这是具有以下逻辑的解决方案:
- 最多生成 3 个故障,随机分配它们
- 确定步骤 2 中有多少失败
- 让之前的失败有更高的机会再次失败
请注意,我假设它同样可能有 0、1、2 或 3 次失败。
nRuns = 5;
allRuns = zeros(nRuns,10); %# stores success and failure for all runs
%# (1) generate from 0 to 3 failures (each outcome is equally likely)

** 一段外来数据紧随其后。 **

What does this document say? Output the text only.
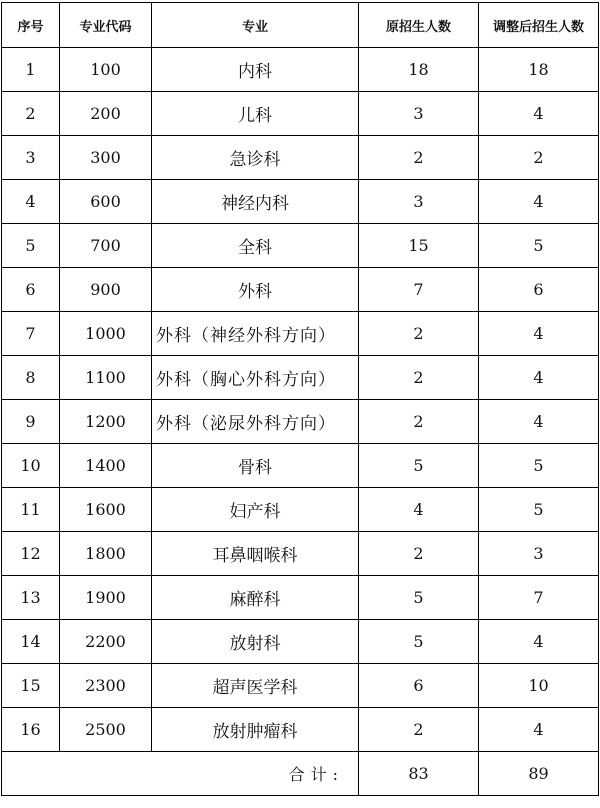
序号	专业代码	专业	原招生人数	调整后招生人数
1	100	内科	18	18
2	200	儿科	3	4
3	300	急诊科	2	2
4	600	神经内科	3	4
5	700	全科	15	5
6	900	外科	7	6
7	1000	外科（神经外科方向）	2	4
8	1100	外科（胸心外科方向）	2	4
9	1200	外科（泌尿外科方向）	2	4
10	1400	骨科	5	5
11	1600	妇产科	4	5
12	1800	耳鼻咽喉科	2	3
13	1900	麻醉科	5	7
14	2200	放射科	5	4
15	2300	超声医学科	6	10
16	2500	放射肿瘤科	2	4
合计:			83	89
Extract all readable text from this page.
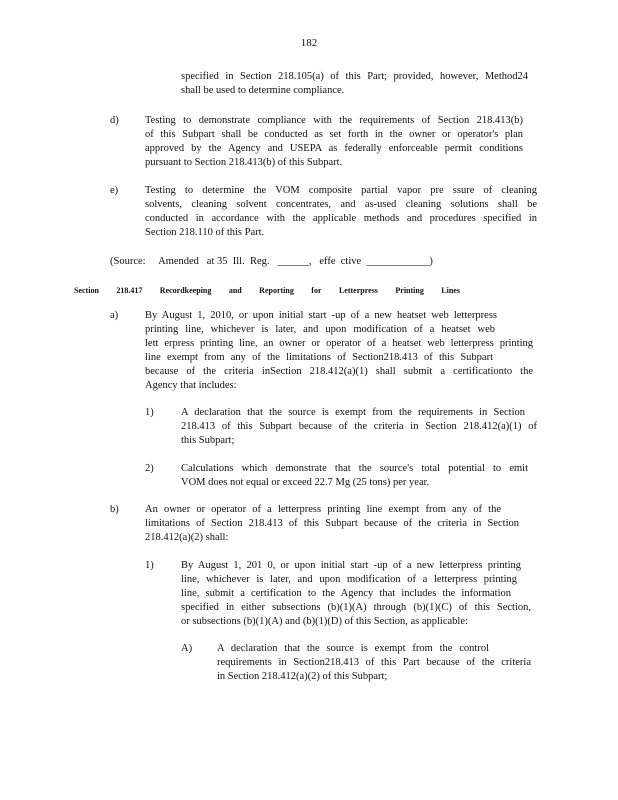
182
specified in Section 218.105(a) of this Part; provided, however, Method24
shall be used to determine compliance.
d)	Testing to demonstrate compliance with the requirements of Section 218.413(b)
of this Subpart shall be conducted as set forth in the owner or operator's plan
approved by the Agency and USEPA as federally enforceable permit conditions
pursuant to Section 218.413(b) of this Subpart.
e)	Testing to determine the VOM composite partial vapor pre ssure of cleaning
solvents, cleaning solvent concentrates, and as-used cleaning solutions shall be
conducted in accordance with the applicable methods and procedures specified in
Section 218.110 of this Part.
(Source:     Amended   at 35  Ill.  Reg.   ______,   effe  ctive  ____________)
Section 218.417 Recordkeeping and Reporting for Letterpress Printing Lines
a)	By August 1, 2010, or upon initial start -up of a new heatset web letterpress
printing line, whichever is later, and upon modification of a heatset web
lett erpress printing line, an owner or operator of a heatset web letterpress printing
line exempt from any of the limitations of Section218.413 of this Subpart
because of the criteria inSection 218.412(a)(1) shall submit a certificationto the
Agency that includes:
1)	A declaration that the source is exempt from the requirements in Section
218.413 of this Subpart because of the criteria in Section 218.412(a)(1) of
this Subpart;
2)	Calculations which demonstrate that the source's total potential to emit
VOM does not equal or exceed 22.7 Mg (25 tons) per year.
b)	An owner or operator of a letterpress printing line exempt from any of the
limitations of Section 218.413 of this Subpart because of the criteria in Section
218.412(a)(2) shall:
1)	By August 1, 201 0, or upon initial start -up of a new letterpress printing
line, whichever is later, and upon modification of a letterpress printing
line, submit a certification to the Agency that includes the information
specified in either subsections (b)(1)(A) through (b)(1)(C) of this Section,
or subsections (b)(1)(A) and (b)(1)(D) of this Section, as applicable:
A)	A declaration that the source is exempt from the control
requirements in Section218.413 of this Part because of the criteria
in Section 218.412(a)(2) of this Subpart;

nFailures = randi([0 3],1);
tmp = randperm(10);
firstRun = tmp > nFailures
allRuns(1,:) = firstRun;
%# (2) decide how many failures occur in the 2nd run (each outcome is equally likely)
for iRun = 2:nRuns
%# as the loop has been added later
%# I use "2" to indicate any next run
nFailures2 = randi([0 3],1);
%# (3) give previous failures a higher chance to fail again
failIdx = find(~allRuns(iRun-1,:));
successIdx = find(allRuns(iRun-1,:));
%# 5x higher chance of failing for previous failures
failCandidates = [repmat(failIdx,1,5),successIdx];
failCandidatesRand = failCandidates(randperm(length(failCandidates)));
%# if you have R2012a or later
failCandidatesRand = unique(failCandidatesRand ,'stable');
toFail = failCandidatesRand (1:nFailures2);
%# alternatively, if you have R2011b or earlier
toFail = zeros(nFailures2,1);
toFail(1) = failCandidatesRand(1);
ii = 2;
kk = 2;
while ii < (nFailures2+1)
if ~any(toFail==failCandidatesRand(kk));
toFail(ii) = failCandidatesRand(kk);
ii = ii + 1;
end
kk = kk + 1;
end
%# write failures
nextRun= true(1,10);
nextRun(toFail) = false
allRuns(iRun,:) = nextRun;
end